Sam and Abigail knew Francis well. He had stayed at their home on his circuit-ride to the Commonwealth every couple of years for a decade now. They were honored at his presence. The best-recognized man in America—more so than George Washington—everywhere Francis went crowds gathered to hear him preach.

And why not? Sam thought as he gazed upon his friend, whose long white locks flowed to the neck of his shirt. For all his sicknesses and ills, Francis had aged well, maintaining his ruggedly handsome features and commanding presence. His black clothes were a model of neatness and plainness that added to his air of dignity and venerable appearance. He seemed to stand much taller than his five-foot-nine height. He possessed broad shoulders, a square jaw, piercing blue eyes, a prominent nose and a large mouth, as if purposely made to preach life to the dead.

And preach, he did. Francis had grown the Methodist Episcopal Church from six hundred members to more than two hundred thousand, had ordained four thousand preachers, had presided over more than two hundred annual Conference sessions, had brought men and women to tears of repentance in thousands of sermons. In his presence, people knew they were hearing words from the throne room of God.

Sam himself had seen grown men—hunters and trappers—fall under the anointed preaching of this man…   some as if they were truly dead; others, hardened men even, weeping like schoolchildren as the hound of heaven gave their souls chase.

“Will you tell me the wolf story again, Bishop?” Thomas was absent-mindedly playing with a toy, a miniature horse and wagon fashioned out of wood and straw; but his attention was focused on this man he adored.

“Which wolf story?” Francis asked.

“The one where you were chased.”

“Well, Thomas, more than one wolf in these colonies—excuse me, these states—has lusted after my flesh,” he chuckled.

“This would be a northern wolf, sir.”

“The northern wolf story you’re looking for, is it?” He smiled at Thomas and motioned for the boy to come and sit on his lap, which Thomas scurried to do, leaving his horse and wagon on the floor for more wonderful matters.

“Better still, Bishop,” said Sam, “perhaps you could tell us your entire story.”

Murmurs of agreement came from Abigail and Nicholas.

“Entire?” Francis tousled Thomas’s curly locks. “Well, it’s not ‘entire’ yet,” he laughed, “but, yes, I can share some of my story with you.”

Francis settled back in his chair, made sure Thomas was comfortable and put a hand to his chin, reflecting on where to begin his tale. He could, of course, begin with his mother's revelation when he was a child. She had a vision that he would be a great preacher and she read Scripture to him one hour a day to prepare him for the task.

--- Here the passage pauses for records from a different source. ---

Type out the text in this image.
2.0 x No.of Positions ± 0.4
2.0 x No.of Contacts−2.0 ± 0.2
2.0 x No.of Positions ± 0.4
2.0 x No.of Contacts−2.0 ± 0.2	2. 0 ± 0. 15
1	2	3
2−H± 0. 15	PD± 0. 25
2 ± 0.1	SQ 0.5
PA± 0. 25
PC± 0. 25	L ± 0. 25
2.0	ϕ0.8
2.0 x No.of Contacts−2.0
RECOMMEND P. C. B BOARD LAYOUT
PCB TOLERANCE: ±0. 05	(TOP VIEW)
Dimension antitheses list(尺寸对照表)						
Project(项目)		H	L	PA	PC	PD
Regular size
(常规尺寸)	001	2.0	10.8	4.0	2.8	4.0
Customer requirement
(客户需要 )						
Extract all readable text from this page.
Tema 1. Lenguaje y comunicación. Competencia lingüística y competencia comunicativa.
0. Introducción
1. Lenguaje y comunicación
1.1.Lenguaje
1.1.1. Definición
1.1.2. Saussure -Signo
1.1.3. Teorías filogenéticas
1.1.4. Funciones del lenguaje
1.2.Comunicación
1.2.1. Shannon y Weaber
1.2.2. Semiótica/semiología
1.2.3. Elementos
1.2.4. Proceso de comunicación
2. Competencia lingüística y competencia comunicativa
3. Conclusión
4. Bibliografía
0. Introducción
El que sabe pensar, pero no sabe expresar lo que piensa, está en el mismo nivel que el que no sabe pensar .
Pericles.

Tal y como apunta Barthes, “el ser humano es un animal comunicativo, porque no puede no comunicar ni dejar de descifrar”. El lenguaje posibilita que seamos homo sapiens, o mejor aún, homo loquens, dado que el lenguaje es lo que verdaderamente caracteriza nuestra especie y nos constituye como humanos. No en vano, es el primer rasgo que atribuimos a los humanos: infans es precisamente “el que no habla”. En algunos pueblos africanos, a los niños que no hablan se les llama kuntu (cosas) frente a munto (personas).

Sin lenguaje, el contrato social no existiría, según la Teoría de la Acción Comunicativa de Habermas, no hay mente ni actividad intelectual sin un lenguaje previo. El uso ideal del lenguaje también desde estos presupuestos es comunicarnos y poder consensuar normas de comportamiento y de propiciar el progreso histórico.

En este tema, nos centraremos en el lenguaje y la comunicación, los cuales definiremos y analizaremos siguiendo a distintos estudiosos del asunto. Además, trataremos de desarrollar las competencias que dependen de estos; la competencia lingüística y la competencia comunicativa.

Or, he could start when he got saved as a waif of fifteen listening to the stirring preaching of Alexander Mather in Wednesbury in the Black Country of England. Oh, did Francis love the way Mather preached—so personally and confidently; the way he prayed—with feeling and without the use of a book; the way he and the other Methodists sang—with melody and fervor!

Or Francis could begin his story when he started giving Bible readings at his mother's women's meetings. Hm-m-m.

Or, perhaps he should begin with his first ten years of preaching, from the time he was sixteen, circuit-walking in England, giving up his job as a metalworker at the age of twenty-one to preach full-time.

No, they wanted to hear about his call to America. And that was a tale that began at the annual Methodist Conference in 1771.

“England!” he exclaimed, startling everyone in the room, even himself. And the memory returned to him as vividly as if it were unfolding before his eyes. He was no longer in this low-ceilinged, pioneer cabin, cozied about with friends before a fireplace. Rather, in a cavernous hall whose ceiling rose thirty, forty feet above him. Nearly elbow to elbow, men and women, dressed in their finery, sat enthralled at the preaching of John Wesley.